Winter. A season that brings snow, darkness, and bitter cold. It may not sound like the most pleasant time of year. For some of us it’s just a time of year where we hope for days warmer than 10 degrees. For outdoor enthusiasts, it’s ski season.
It is no mystery that Maine is a skiing paradise; Sugarloaf, the second largest ski resort east of Mississippi, is just one of many ski resorts found in the state. Bates is home to both Division I Alpine and Nordic ski teams and has no shortage of students who have skied since they were two.

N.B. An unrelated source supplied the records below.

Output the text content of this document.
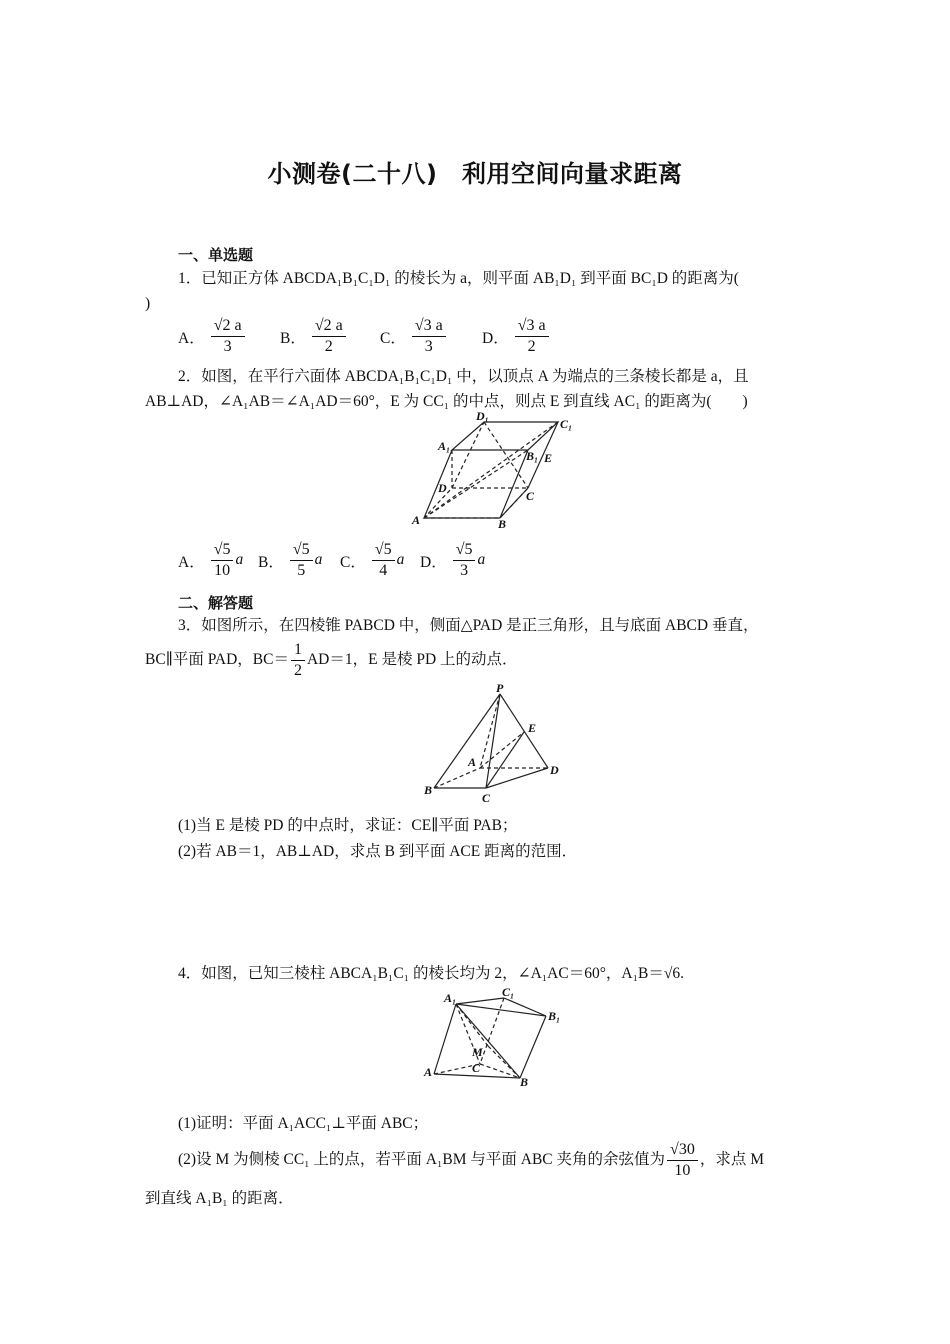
小测卷(二十八)　利用空间向量求距离
一、单选题
1．已知正方体 ABCDA₁B₁C₁D₁ 的棱长为 a，则平面 AB₁D₁ 到平面 BC₁D 的距离为(
)
A． $\frac{√2 a}{3}$ B． $\frac{√2 a}{2}$ C． $\frac{√3 a}{3}$ D． $\frac{√3 a}{2}$
2．如图，在平行六面体 ABCDA₁B₁C₁D₁ 中，以顶点 A 为端点的三条棱长都是 a，且
AB⊥AD，∠A₁AB＝∠A₁AD＝60°，E 为 CC₁ 的中点，则点 E 到直线 AC₁ 的距离为(　　)
D₁
C₁
A₁
B₁ E
D
C
A	B
A． $\frac{√5}{10}$ a B． $\frac{√5}{5}$ a C． $\frac{√5}{4}$ a D． $\frac{√5}{3}$ a
二、解答题
3．如图所示，在四棱锥 PABCD 中，侧面△PAD 是正三角形，且与底面 ABCD 垂直，
BC∥平面 PAD，$BC= \frac{1}{2} AD=1$，E 是棱 PD 上的动点．
P
E
A
D
B
C
(1)当 E 是棱 PD 的中点时，求证：CE∥平面 PAB；
(2)若 AB＝1，AB⊥AD，求点 B 到平面 ACE 距离的范围．
4．如图，已知三棱柱 ABCA₁B₁C₁ 的棱长均为 2，∠A₁AC＝60°，A₁B＝√6.
C₁
A₁
B₁
M
C
A
B
(1)证明：平面 A₁ACC₁⊥平面 ABC；
(2)设 M 为侧棱 CC₁ 上的点，若平面 A₁BM 与平面 ABC 夹角的余弦值为 $\frac{√30}{10}$ ，求点 M
到直线 A₁B₁ 的距离．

Maine also has no shortage of eager young students wanting to learn the sport. That’s where the Bill Koch Youth Ski League (BKL) comes in. Named after Olympic Nordic skier Bill Koch, the lessons serve approximately 60 children from toddlers to middle-school age children to introduce them to Nordic skiing, also commonly known as cross country skiing. Lessons involve interactive games between students and coaches.

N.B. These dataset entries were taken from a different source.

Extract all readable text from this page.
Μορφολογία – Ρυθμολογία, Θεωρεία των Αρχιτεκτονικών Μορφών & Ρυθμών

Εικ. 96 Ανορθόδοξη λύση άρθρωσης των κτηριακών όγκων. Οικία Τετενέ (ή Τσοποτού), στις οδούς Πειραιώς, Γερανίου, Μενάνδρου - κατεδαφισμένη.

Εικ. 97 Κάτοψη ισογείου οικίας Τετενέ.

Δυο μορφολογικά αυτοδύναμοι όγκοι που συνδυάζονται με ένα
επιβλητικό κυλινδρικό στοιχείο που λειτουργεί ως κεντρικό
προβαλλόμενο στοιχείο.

“Rather than rote instruction, kids learn by playing games and having fun, so that they’re learning skills and gaining experience without really knowing it,” program director Whitney Condit said. Games can involve finding hidden toys in the snow which promotes learning technical skills in a fun way.
The YMCA program runs out of the Auburn Ski Association, and relies heavily on volunteers to act as coaches for these students. Bates skiers have volunteered regularly for the program since its start eight years ago.

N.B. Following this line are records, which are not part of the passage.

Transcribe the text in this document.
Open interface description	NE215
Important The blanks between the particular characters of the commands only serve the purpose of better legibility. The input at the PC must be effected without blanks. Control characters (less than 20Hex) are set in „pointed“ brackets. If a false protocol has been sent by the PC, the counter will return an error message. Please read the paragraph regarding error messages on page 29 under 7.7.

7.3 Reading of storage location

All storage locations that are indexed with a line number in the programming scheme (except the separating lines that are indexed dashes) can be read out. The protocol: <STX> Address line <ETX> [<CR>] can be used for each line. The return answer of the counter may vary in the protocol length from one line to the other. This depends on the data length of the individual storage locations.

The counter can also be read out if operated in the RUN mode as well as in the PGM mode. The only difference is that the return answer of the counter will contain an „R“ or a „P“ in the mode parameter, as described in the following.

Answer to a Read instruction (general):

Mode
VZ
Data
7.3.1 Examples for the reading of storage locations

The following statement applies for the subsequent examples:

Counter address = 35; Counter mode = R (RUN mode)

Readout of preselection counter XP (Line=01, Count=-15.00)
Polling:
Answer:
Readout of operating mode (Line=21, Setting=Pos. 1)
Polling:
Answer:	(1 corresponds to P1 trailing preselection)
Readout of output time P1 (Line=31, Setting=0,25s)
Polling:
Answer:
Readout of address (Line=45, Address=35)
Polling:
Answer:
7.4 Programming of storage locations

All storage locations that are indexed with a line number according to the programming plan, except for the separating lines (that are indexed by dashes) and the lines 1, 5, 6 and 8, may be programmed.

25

Carly Harris ’22, a student volunteer, said that the program does a lot of learning by playing. Even though the students are learning and doing work, it doesn’t seem like it since the kids are having fun.
Harris has skied since she was young, but she didn’t do much Nordic skiing. However, when Harris saw the program advertised through the Harward Center, she thought she would try something new. “I thought it sounded really interesting,” she said. “I thought it be fun to add something to do outside.” She discovered that you didn’t need to know much about Nordic skiing to be a coach, only enthusiasm.
“The BKL lessons bring in a healthy level of competition through fun on-snow games that keeps kids engaged and enjoying their time on snow,” added Kaelyn Woods ’20.
Woods, a member of the Bates Nordic Ski team, now recruits fellow teammates to be coaches. She stated that “Bates students bring a fun level of energy to the program. “I think having Bates students working with this program creates a tie with the Bates community and the Lewiston/Auburn community in a new and different way,” she continued.
“[The BKL ski lessons] give kids the opportunity to get involved in a sport that is different than their typical field and court sports,” Woods said.
“Offering BKL ski lessons puts cross country skiing in the same playing field as some of those other town recreation sports while introducing students to the outdoors in ways which might be different than ways they have experienced it before. The community behind cross country skiing is so unique and so fun that being involved in lessons like this gives an immediate connection to the much larger ski community.”
The lessons combine an aspect of Bates that makes this college so appealing in the first place. They offer a chance for students to give back to the community, a chance for them to get out of their comfort zones and enjoy a beautiful season in the state which they call their home.
“Having an extra skier or two in a group allows us to provide more individual attention so that we can meet kids at their own level,” Condit said. “Bates students come with a wide range of skiing abilities, from racers to some who have only been on skis a few times before‒all are incredibly helpful to our program. Although those students with racing experience can offer tips and instruction on technique, equally valuable are those willing to get a little silly scrambling with young kids across a snowy field to find the rubber chicken.”
Though the lessons have ended this season, students who wish to find more information on volunteering for the BKL lessons can contact the Harward Center.